Two more years to liquidate the former Anglo Irish Bank
The government is expected to incur spending of around 16 million euros due to a two-year extension of the liquidation deadline of the former Anglo Irish Bank.
The failed bank, renamed Irish Bank Resolution Corporation (IBRC) in 2011, has been in liquidation since February 2013.
The two-year extension of the liquidation period means the process will not be completed until the end of 2024, said Finance Department Secretary General John Hogan.
The total cost of liquidation to the taxpayer was â¬ 294 million at the end of 2020, Hogan said.
The expected final bill is now estimated at a maximum of 327 million euros, he added.

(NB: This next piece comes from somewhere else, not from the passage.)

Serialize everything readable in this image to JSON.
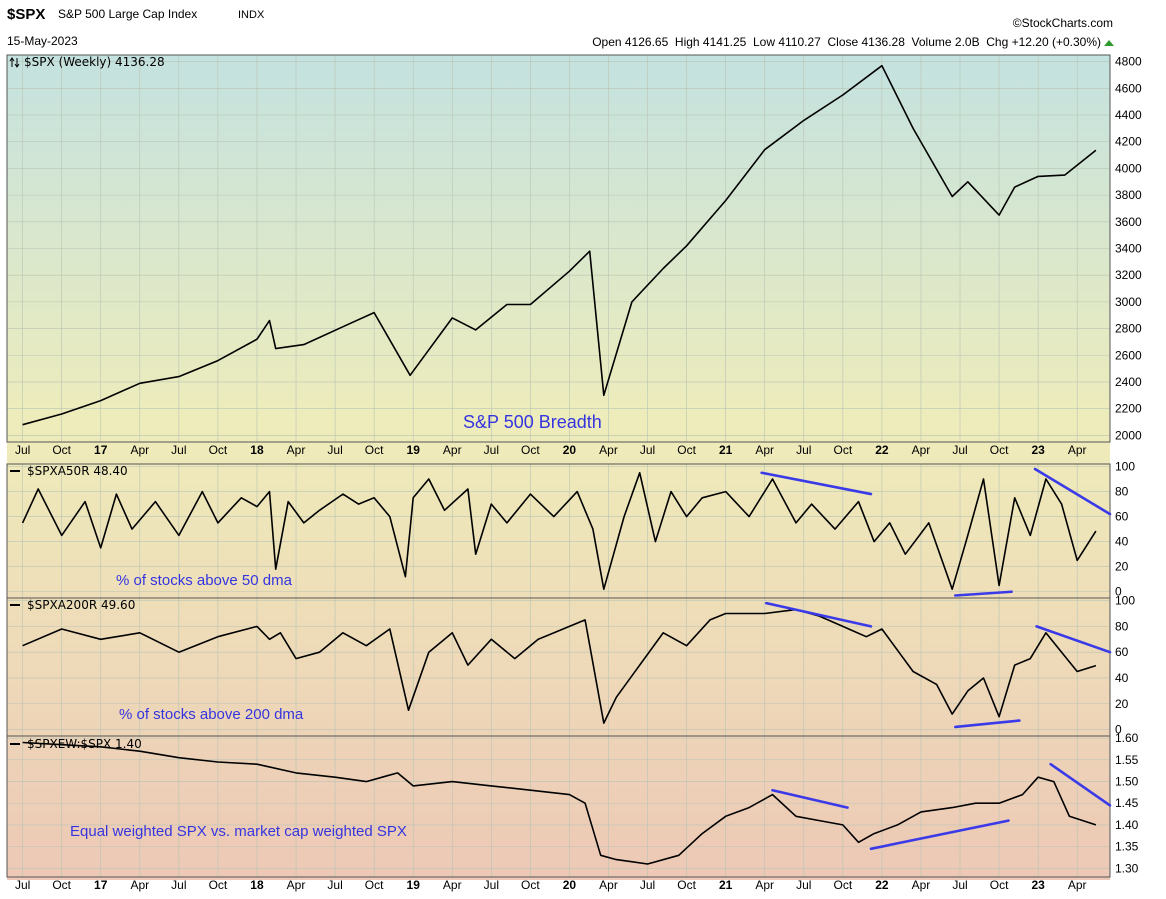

This represents a jump of 14 million euros from the 313 million euros projected as a final figure last December.
Mr Hogan said Covid-19 has had an impact on “the current realizable values ââof the remaining assets” as well as the “timely conclusion” of pending litigation over other assets.
He said the two-year extension will allow special liquidators “to get the best possible return for the taxpayer.”
The fall of Anglo, once the country’s most prominent mortgage lender, was the result of the liquidity crisis that hit the world’s banks from late 2007. The cost to the public purse thanks to a first plan 64 billion euro bailout from the country’s banks is estimated at around 40 billion euros.
Latest liquidation progress report says IBCR and KPMG special liquidators Kieran Wallace and Eamonn Richardson invoked the bank’s business continuity plan during the Covid-19 outbreak in March 2020 , so that the institution was able to ârespond effectively and quicklyâ.
He said that although there has been “limited disruption” to the operations and activities of the IBRC following the pandemic, it has nonetheless become necessary to delay the marketing of the bank’s remaining assets. to maximize their value.
At the same time, the IBRC commission of inquiry, created in 2015 to investigate a debt write-down of â¬ 119 million following the sale of the Siteserv company to billionaire Denis O’Brien, is expected to submit its final report on the issue to the government at the end. October 2021.
The commission, which has been extended numerous times, has provided nine interim reports to the government to date.